It’s great to use a variety of resources and media types with learners, adding value to the learning experience. However sometimes value added to one user is subtracted from another. Here’s how to minimise barriers when working with a range of media.
Structuring a document appropriately is one of the most fundamental accessibility practices. By using heading styles (instead of formatting menus), the meaning of the content becomes much more obvious. Microsoft Word’s Document map/Navigation pane view is a classic example of the benefits of a well-structured document. Users can browse by different heading levels and immediately jump to any section in a long document.
Adding alternative text to images within documents ensures that people who rely on screen reading software are not disadvantaged.
See Jisc guidance on making documents, spreadsheets and presentations more accessible
Being “born digital”, many web pages are reasonably accessible by nature Web browsers allow readers to zoom and magnify. Browsers like Google Chrome and Mozilla FireFox can be extended with free plugins to turn text to speech, or change colours, remove distracting information on the web page, even helping with navigation. See the training guide on useful browser plugins.
Audio is quick, cheap and easy to create. The majority of mobile devices can play audio files. There is very wide support for the MP3 format. Audio can be a preferred medium for users with different types of disabilities although it may create barriers for those with hearing impairments so please ensure the key learning objectives are available in a linked text file. This practice benefits all users (making it easy to search, copy/paste to notes or check spellings of key names). Audio suits multi-tasking; learning you can do whilst driving, jogging or working out at the gym.
Digital text can be turned into audio using text-to-speech tools. Text to speech is built into some mainstream tools like Microsoft Office (2010 upwards) and Acrobat Reader.
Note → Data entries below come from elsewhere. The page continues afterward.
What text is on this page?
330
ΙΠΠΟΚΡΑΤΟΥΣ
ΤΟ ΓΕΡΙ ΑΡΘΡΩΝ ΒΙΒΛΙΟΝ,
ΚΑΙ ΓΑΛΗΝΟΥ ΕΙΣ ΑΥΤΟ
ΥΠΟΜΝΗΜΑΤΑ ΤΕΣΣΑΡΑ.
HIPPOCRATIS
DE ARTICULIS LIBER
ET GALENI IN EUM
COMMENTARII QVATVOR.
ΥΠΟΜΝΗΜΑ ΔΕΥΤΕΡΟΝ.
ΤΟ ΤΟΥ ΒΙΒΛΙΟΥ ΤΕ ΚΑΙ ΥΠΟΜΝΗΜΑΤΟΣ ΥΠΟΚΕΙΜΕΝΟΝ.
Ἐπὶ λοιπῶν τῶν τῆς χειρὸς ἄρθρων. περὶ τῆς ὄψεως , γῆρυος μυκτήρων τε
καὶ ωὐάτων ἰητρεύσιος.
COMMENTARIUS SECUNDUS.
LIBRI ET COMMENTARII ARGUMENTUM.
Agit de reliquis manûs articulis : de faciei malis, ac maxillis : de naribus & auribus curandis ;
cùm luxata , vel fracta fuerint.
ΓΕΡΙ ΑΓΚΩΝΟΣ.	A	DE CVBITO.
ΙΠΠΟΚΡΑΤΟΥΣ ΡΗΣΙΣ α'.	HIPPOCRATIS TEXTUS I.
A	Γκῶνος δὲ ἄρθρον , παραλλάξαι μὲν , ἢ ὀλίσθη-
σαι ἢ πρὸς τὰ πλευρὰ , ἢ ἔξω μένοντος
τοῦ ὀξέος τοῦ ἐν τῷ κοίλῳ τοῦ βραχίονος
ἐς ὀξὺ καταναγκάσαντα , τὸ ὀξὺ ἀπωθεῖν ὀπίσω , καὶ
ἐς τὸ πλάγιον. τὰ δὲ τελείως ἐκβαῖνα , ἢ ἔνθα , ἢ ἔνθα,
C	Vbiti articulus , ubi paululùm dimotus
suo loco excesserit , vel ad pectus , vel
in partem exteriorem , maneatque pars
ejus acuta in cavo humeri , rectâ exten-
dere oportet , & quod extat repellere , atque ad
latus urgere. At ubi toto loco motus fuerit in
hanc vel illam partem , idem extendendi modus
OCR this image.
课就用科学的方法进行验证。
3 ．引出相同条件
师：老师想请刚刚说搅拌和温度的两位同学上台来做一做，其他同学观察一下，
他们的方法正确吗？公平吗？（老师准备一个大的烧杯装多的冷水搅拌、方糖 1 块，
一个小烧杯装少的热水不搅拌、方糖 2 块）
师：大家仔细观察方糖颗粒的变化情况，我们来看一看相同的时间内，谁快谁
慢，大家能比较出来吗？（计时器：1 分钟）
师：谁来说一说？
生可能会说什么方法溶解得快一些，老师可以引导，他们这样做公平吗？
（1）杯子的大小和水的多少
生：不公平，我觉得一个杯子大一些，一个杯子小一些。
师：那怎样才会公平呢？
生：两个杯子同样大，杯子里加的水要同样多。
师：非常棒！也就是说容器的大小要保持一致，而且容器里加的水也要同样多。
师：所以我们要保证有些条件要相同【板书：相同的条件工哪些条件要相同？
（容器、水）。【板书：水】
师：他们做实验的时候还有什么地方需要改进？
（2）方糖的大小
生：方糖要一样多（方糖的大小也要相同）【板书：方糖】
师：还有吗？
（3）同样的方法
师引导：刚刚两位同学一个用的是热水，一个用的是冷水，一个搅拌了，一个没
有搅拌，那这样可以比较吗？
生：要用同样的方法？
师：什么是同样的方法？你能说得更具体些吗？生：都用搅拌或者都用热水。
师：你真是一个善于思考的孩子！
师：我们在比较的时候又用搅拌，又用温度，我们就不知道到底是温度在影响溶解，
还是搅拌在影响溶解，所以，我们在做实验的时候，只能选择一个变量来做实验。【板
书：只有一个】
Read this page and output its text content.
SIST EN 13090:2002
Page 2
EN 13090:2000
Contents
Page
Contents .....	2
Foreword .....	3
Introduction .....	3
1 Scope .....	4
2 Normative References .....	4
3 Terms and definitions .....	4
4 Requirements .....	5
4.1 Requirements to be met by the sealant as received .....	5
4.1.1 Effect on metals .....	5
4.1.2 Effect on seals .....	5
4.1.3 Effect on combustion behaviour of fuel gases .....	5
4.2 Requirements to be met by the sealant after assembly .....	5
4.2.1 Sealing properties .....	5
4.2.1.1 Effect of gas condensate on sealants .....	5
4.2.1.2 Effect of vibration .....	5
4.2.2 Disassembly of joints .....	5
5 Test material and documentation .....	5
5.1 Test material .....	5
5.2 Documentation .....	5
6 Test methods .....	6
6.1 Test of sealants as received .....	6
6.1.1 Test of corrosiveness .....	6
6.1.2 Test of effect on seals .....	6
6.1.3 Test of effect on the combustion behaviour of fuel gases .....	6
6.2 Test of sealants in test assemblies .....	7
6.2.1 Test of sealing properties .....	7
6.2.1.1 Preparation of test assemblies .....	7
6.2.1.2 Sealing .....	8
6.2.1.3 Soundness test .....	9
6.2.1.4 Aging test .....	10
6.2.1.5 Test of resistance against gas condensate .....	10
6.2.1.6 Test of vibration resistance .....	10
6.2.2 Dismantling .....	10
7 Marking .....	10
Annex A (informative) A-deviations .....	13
It is available for browser plugins for Google Chrome and Mozilla FireFox. There are free stand-alone audio tools that can either read directly from the page or save as MP3 files.
Visual – images
Images can be used in many ways. Whether it is a well-prepared diagram to support a dyslexic person, or simple symbols to support users with learning difficulties, visual media provide significant benefits. Mobile devices, which most people have access to are ideal for storing and reviewing and creating visual materials in the form of photographs and video. Alternatively, copyright cleared images are easy to source from a range of collections including Pixabay, Flickr CC and Wikimedia Commons.
The accessibility of an image depends on technical factors (brightness, contrast, sharpness) as well as pedagogical factors (how effectively it is labelled, how well it is described, how it is integrated into a text/audio narrative). Summarise the key teaching points in captions, body text or alt tags so that barriers are minimised and benefits maximised.
Videos can stimulate discussion, clarify explanations or allow learners to record their skills and abilities. Free tools and services such as Screencast-o-matic, TinyTake or Jing can help tutors/learners turn still images into narrated movie clips. If you have PowerPoint 2013 or above it has an automatic screen recording tool under the Insert options. Apps for tablet devices (e.g. EduCreations, Book Creator, ThingLink, Explain Everything) make it easy to create multimedia content with embedded video/images and raw videos can be taken on most smartphones. See this example of a learner using Educreations.
As with images and audio, a text summary of the key teaching points adds value for everyone and is an essential minimum for accessibility.
Creating rich media and interactivity is no longer a specialist job requiring expensive training and tools. Free content creation tools such as Xerte toolkits and eXeLearning as well as a range of websites and phone/tablet apps such a Showbie allow staff or students to create sophisticated interactivities including quizzes with instant feedback. However, the more sophisticated a learning experience becomes, the greater the potential for accidentally introducing barriers.
Some interactivities add a lot of value to one kind of learner but prove to be a barrier for another – for example dragging and dropping slope labels onto a contour map will be a fun revision tool for many learners but a barrier for a blind person. You could adapt the coding to make it technically accessible but the resulting activity would require immense concentration and memory for a blind user – not at all a ‘fun, revision tool’. In circumstances like this it is important to get the balance right. It can be appropriate to have “partially accessible” resources on the network if they benefit many learners so long as an alternative resource (in this case perhaps a tactile alternative) is available. However, it makes little sense to waste the time of the developer and the blind student in making an inappropriate learning experience ‘easier to access’ if it is still an inappropriate activity.
Be creative and collaborative
Accessibility is as much related to the pedagogical approach as it is to the nature of the resource. Being creative about different types of reasonable adjustment will allow you more freedom to be innovative with both the online and the offline experiences. Working with rather than for disabled users will often help uncover simple solutions.